Hair cuts
そんな失礼極まりないことを考えていると、こんこんと車の窓を叩かれぎょっとした。

十日ぶりに見るさくらの姿。なんか別人みてぇ。いつもの動き易いジーンズとTシャツではなくエキゾチックな柄のロング丈のワンピースを着ている。茶色かった髪の毛も真っ黒に染め直していて、ストレートパーマをあてたのか真っ直ぐだ。ちょっと国籍不明な感じがするけど、こういうのもありかもしれないと思った。

「久しぶりだな」

「本当に」

二度目のマーチにさくらはするりと乗り込んできた。クーラーがんがん。ホルダーには冷えたコーラ。BGMはEXILEのバラード。完璧じゃん。

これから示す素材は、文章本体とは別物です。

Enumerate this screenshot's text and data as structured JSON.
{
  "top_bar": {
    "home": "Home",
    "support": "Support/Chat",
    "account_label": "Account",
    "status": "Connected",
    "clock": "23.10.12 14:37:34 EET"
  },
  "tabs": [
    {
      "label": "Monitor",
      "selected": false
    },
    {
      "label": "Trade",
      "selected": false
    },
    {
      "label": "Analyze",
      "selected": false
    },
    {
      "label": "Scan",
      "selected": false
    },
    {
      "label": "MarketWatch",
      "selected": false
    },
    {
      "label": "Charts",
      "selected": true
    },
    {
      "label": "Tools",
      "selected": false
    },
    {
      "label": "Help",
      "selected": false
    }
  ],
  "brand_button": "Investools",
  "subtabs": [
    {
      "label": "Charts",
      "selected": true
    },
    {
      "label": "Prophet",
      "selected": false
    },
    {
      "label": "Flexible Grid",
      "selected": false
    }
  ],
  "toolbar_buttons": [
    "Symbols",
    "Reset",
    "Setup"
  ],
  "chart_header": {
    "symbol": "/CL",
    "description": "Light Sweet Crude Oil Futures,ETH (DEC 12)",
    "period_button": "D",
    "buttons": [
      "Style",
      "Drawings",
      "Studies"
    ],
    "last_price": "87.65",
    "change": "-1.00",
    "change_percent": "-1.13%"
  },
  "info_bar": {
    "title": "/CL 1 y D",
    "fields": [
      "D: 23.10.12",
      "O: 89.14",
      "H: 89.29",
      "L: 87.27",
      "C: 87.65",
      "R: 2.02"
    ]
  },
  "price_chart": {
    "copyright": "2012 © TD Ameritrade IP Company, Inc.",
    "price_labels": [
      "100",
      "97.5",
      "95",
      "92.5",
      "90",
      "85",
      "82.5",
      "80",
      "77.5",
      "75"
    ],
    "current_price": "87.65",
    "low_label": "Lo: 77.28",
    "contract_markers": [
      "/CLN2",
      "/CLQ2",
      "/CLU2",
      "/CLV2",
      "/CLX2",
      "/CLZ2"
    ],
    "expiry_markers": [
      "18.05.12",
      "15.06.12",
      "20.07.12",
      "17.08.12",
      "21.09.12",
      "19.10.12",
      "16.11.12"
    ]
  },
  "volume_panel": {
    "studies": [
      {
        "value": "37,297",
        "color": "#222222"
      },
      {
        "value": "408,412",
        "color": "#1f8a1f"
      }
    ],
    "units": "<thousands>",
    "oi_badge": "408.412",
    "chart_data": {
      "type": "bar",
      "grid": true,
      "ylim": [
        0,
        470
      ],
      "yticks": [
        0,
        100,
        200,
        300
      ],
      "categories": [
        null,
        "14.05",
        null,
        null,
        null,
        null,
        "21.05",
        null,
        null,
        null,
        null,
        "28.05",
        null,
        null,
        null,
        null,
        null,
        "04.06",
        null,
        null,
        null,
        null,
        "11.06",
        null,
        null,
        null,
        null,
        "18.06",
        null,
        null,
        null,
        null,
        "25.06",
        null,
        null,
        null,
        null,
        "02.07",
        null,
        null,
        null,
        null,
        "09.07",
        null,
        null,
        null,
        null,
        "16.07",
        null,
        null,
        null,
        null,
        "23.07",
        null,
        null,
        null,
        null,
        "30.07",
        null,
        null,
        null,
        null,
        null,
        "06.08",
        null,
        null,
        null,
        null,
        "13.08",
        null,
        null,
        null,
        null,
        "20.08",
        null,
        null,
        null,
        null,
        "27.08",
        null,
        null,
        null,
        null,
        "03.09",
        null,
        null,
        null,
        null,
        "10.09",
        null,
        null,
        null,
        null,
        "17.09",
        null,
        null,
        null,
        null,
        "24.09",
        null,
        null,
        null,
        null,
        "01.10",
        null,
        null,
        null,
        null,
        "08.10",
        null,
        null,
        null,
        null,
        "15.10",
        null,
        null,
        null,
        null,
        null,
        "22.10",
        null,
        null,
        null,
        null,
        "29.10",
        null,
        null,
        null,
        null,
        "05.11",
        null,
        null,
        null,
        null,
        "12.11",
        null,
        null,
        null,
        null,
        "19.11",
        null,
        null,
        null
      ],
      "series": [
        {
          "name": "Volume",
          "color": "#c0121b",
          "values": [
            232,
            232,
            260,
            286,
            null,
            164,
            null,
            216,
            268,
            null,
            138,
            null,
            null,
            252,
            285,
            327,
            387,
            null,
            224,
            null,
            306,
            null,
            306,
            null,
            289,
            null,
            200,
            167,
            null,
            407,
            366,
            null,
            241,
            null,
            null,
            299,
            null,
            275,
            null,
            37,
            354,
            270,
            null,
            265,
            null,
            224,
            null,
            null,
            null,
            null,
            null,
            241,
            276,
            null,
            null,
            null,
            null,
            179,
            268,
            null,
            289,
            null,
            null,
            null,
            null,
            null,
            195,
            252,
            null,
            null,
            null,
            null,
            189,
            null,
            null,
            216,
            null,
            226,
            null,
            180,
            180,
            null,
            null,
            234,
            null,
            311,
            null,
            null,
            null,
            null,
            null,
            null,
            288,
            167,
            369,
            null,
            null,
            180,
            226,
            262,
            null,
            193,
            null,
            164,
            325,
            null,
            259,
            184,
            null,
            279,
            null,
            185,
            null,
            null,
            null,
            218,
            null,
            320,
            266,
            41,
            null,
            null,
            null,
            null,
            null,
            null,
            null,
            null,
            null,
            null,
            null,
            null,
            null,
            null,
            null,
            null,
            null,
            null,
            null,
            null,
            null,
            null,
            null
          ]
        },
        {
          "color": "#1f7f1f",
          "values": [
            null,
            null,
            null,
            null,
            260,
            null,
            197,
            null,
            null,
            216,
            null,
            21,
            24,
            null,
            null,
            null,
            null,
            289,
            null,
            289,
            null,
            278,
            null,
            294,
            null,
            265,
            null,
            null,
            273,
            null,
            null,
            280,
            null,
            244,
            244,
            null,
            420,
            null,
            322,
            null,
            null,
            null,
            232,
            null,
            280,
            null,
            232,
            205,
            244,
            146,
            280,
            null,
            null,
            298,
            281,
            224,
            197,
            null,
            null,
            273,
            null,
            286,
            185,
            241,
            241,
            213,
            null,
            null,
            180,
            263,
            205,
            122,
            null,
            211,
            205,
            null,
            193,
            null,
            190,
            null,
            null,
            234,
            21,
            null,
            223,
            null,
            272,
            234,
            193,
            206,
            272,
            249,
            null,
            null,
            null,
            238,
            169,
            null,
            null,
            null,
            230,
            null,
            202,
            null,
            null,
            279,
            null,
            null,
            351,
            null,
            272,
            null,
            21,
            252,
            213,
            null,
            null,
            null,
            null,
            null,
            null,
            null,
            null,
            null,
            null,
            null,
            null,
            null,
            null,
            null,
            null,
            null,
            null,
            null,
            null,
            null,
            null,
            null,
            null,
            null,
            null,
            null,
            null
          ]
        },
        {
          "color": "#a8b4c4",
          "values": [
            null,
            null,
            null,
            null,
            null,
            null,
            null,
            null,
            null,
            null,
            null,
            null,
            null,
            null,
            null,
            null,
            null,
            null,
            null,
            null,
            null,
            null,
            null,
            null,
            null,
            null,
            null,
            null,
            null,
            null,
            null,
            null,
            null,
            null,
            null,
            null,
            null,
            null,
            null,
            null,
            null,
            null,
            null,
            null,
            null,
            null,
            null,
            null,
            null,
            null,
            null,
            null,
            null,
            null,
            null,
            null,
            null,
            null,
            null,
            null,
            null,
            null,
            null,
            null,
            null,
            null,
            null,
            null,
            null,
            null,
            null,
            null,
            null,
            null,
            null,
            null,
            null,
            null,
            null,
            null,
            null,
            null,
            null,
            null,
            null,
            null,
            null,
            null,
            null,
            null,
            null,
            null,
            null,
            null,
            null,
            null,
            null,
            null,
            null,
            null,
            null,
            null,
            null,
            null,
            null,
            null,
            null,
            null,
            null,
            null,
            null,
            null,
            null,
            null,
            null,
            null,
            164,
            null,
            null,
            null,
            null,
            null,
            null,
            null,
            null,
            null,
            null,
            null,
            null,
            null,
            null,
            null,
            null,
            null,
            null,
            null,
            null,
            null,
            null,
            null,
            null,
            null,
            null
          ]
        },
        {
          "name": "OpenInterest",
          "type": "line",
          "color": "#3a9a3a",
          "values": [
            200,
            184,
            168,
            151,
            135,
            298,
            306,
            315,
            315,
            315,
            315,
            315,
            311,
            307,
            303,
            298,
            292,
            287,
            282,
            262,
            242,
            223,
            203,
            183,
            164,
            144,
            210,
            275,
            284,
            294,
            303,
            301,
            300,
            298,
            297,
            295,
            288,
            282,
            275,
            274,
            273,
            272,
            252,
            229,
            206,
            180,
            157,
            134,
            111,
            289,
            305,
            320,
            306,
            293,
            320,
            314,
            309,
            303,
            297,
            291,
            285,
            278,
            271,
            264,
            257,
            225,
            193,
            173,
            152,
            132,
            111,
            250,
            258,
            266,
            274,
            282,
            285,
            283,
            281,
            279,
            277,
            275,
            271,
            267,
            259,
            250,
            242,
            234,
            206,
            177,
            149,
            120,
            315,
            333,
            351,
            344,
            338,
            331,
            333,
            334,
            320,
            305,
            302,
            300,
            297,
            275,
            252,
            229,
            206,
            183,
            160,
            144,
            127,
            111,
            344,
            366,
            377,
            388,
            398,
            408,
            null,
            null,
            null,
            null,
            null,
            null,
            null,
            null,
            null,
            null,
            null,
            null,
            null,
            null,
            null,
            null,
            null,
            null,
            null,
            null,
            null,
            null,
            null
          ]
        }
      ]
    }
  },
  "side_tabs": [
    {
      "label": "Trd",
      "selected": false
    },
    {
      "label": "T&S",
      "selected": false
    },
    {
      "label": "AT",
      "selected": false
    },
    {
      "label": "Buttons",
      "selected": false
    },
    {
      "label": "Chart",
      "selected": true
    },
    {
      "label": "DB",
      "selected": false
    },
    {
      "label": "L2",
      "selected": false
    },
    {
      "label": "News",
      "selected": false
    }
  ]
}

「なんか、雰囲気が違うからびっくりした。髪の毛も黒くなってるし」

「インターン前に染めたの。一応ね」

さくらが髪の毛を指にくるくる絡ませにっこりした。

「いいんじゃない?」

ついぶっきら棒になってしまう。似合ってるよ、可愛いじゃんとハイテンションに言えない自分がマジむかつく。

「ありがとう」

「どういたしまして」

発射オーライ。はい、沈黙。

ああ、なんで俺は気の効いた会話ができないんだろう。窓の外を眺めるさくらを横目に、俺は必死に話題を探した。インターンの話とか、試験の出来栄えとか。続かない会話のキャッチボール。はい終了。

「カーペンターズのほうがよかったな」

沈黙を破るようにさくらがぽつりと言った。

俺は、やっぱりまださくらのことがよくわからない。